An articulated piston assembly for reciprocation in a high combustion chamber pressure engine (10), the assembly comprising an upper one piece piston member (78), and a lower skirt (80), the piston member comprising an upper portion (96) of substantially cylindrical shape and having a maximum diameter "D", a peripheral top surface (98), a tubular wall (108) depending from the top surface (98) and formed integral with the upper portion, a lower end surface (124), and an inwardly facing wall surface (126) extending upwardly from the lower end surface, the upper portion further including an outwardly facing wall surface (128) spaced radially inwardly from the inwardly facing wall surface and a downwardly facing transitional portion (130) smoothly joining the inwardly and outwardly facing wall surfaces to collectively define an annular cooling recess (132), a lower portion (158) having a pair of depending pin bosses (160) smoothly joining with the outwardly facing wall surface (128) and individually defining a wrist pin receiving bore (168), the bores being aligned along a common axis (84), the skirt (80) being positioned about the lower portion (158) and having a pair of wrist pin receiving bores (178) aligned with the common axis (84), and a wrist pin (82) slidably disposed in the pair of wrist pin receiving bores (178,168) of the skirt (80) and the lower portion (158) respectively and a compression height "CH" defined by the elevational distance between the common axis (84) and the top surface (98), characterised by the ratio of the compression height "CH" to the maximum diameter "D" being within the range of from 60% to 45%, and by the upper piston member being a forged steel piston member.
A piston assembly according to claim 1, wherein the upper portion (96) and lower portion (158) are an integrally formed forging.
A piston assembly according to claim 1 or claim 2, wherein the annular cooling recess (132) is located elevationally beneath the top surface (98).
A piston assembly according to any one of the preceding claims, wherein the upper portion (96) has a crown surface (100).

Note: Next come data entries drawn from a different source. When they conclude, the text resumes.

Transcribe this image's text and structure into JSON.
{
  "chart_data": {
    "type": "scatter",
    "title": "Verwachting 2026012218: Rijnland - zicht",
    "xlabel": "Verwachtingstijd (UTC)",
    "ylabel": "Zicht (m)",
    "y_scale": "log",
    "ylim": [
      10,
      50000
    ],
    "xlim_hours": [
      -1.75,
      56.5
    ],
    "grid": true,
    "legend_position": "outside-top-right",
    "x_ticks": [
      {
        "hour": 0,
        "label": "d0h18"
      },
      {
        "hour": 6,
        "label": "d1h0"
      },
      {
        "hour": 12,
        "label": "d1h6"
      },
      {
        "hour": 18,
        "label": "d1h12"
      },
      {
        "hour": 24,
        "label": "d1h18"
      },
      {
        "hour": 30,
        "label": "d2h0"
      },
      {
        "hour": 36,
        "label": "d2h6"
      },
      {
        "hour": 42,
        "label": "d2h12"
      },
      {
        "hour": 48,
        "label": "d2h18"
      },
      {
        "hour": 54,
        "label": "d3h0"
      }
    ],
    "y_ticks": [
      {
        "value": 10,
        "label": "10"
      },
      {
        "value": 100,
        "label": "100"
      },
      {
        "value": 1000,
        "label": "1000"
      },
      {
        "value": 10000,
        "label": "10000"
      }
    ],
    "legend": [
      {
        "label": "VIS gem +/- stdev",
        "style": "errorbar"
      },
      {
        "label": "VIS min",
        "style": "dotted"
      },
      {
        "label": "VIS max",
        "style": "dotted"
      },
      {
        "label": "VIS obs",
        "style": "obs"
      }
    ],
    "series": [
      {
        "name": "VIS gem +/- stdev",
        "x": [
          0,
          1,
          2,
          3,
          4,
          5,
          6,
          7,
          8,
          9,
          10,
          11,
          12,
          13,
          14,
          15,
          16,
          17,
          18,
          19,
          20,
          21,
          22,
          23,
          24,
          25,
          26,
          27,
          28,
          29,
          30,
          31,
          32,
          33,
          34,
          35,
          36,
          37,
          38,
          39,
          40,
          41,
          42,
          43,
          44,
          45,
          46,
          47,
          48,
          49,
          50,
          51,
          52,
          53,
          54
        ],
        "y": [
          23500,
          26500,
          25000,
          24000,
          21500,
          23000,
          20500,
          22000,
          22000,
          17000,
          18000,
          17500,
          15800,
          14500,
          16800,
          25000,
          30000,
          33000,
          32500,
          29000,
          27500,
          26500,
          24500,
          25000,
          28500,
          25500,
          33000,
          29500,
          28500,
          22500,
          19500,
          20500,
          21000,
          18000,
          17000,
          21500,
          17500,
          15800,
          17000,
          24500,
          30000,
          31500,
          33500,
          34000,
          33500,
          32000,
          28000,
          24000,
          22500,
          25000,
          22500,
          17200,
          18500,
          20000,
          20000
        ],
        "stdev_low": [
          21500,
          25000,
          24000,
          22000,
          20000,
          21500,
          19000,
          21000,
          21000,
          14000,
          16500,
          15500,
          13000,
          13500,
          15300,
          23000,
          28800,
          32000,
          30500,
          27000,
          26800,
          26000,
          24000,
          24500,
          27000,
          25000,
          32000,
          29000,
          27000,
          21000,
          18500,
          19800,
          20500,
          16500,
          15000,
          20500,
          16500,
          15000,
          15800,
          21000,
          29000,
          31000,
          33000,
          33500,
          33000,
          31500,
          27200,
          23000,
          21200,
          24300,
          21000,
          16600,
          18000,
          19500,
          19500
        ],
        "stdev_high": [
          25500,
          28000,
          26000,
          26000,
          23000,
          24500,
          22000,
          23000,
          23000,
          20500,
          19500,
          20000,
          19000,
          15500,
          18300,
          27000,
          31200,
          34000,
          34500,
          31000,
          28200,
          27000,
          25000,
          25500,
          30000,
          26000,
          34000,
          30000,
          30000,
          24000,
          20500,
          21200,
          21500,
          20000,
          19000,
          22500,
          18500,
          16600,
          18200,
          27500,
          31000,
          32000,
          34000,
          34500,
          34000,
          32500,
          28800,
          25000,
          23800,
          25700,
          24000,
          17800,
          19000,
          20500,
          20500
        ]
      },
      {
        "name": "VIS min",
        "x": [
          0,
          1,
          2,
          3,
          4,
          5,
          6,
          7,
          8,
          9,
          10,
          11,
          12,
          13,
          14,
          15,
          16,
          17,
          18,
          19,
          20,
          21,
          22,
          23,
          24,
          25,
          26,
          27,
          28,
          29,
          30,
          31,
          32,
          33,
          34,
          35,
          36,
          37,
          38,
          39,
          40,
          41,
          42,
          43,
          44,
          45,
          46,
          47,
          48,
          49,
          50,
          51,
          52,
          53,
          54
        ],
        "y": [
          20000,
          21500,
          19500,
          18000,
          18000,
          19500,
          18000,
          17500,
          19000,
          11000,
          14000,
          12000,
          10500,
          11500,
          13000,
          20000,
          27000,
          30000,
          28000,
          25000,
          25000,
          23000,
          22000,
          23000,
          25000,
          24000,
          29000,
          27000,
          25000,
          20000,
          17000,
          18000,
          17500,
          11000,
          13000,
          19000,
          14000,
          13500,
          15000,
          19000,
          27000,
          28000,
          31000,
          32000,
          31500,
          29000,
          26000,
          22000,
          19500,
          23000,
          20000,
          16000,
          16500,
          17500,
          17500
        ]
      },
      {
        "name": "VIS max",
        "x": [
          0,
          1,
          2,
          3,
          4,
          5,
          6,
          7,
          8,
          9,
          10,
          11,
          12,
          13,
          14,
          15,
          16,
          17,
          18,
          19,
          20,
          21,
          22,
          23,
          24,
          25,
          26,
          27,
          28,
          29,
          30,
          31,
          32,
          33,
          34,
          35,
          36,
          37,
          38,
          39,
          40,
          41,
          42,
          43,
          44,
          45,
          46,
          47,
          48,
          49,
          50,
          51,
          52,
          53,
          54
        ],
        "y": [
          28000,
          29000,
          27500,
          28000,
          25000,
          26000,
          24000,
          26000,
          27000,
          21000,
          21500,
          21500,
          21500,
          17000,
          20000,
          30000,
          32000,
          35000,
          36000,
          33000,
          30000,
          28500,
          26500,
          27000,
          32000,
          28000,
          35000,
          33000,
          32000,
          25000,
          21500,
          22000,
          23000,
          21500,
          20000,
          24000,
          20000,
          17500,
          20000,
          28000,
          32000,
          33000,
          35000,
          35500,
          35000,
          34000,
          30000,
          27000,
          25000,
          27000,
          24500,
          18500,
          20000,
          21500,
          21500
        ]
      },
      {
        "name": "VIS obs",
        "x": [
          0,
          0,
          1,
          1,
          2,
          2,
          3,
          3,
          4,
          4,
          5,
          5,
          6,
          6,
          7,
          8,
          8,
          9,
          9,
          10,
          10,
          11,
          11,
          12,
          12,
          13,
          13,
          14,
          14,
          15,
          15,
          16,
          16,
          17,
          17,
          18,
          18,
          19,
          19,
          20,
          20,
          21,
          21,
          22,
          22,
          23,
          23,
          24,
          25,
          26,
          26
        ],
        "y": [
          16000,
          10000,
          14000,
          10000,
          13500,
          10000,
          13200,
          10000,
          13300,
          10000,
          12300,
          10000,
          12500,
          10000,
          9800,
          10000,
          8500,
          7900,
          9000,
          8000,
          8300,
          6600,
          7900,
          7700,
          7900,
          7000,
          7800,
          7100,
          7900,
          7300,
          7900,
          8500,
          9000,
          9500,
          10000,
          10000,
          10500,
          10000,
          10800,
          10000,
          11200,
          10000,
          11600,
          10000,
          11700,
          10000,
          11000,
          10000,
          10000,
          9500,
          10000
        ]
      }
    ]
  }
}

A piston assembly according to claim 4, wherein the crown surface (100) has an centrally located apex portion (102) and an annular trough (106) blending therewith.
A piston assembly according to any one of the preceding claims, wherein the skirt (80) is generally or slightly elliptical.
A piston assembly according to claim 6, wherein the skirt (80) further has a maximum diameter and a minimum diameter and the pair of wrist pin receiving bores (178) are positioned in alignment with the minimum diameter.
A piston assembly according to any one of the preceding claims, wherein each of the pair of wrist pin receiving bores (178) forms an inner surface and each of the surfaces has an annular ring groove (180) therein.
A piston assembly according to claim 8, further including a snap ring (182) positioned in each of the grooves (180) in order to retain the wrist pin (82) therebetween.
A piston assembly according to any one of the preceding claims, wherein the skirt (80) further has a top surface (172) in close non-contacting relationship with the lower end surface (124) of the upper portion (96).
A piston assembly according to claim 10, wherein the skirt (80) further has a generally annular recess (174) in the top surface (172) and a pair of passages (186) for communicating a cooling fluid thereto.
A piston assembly according to claim 11, wherein the recess (174) stores the cooling fluid and splashes it during reciprocation of the piston assembly (76) against the annular cooling recess (132).
A piston assembly according to any one of the preceding claims for use in a high combustion chamber pressure engine (10) having a combustion chamber pressure in excess of 13,790 kPa (2000 psi).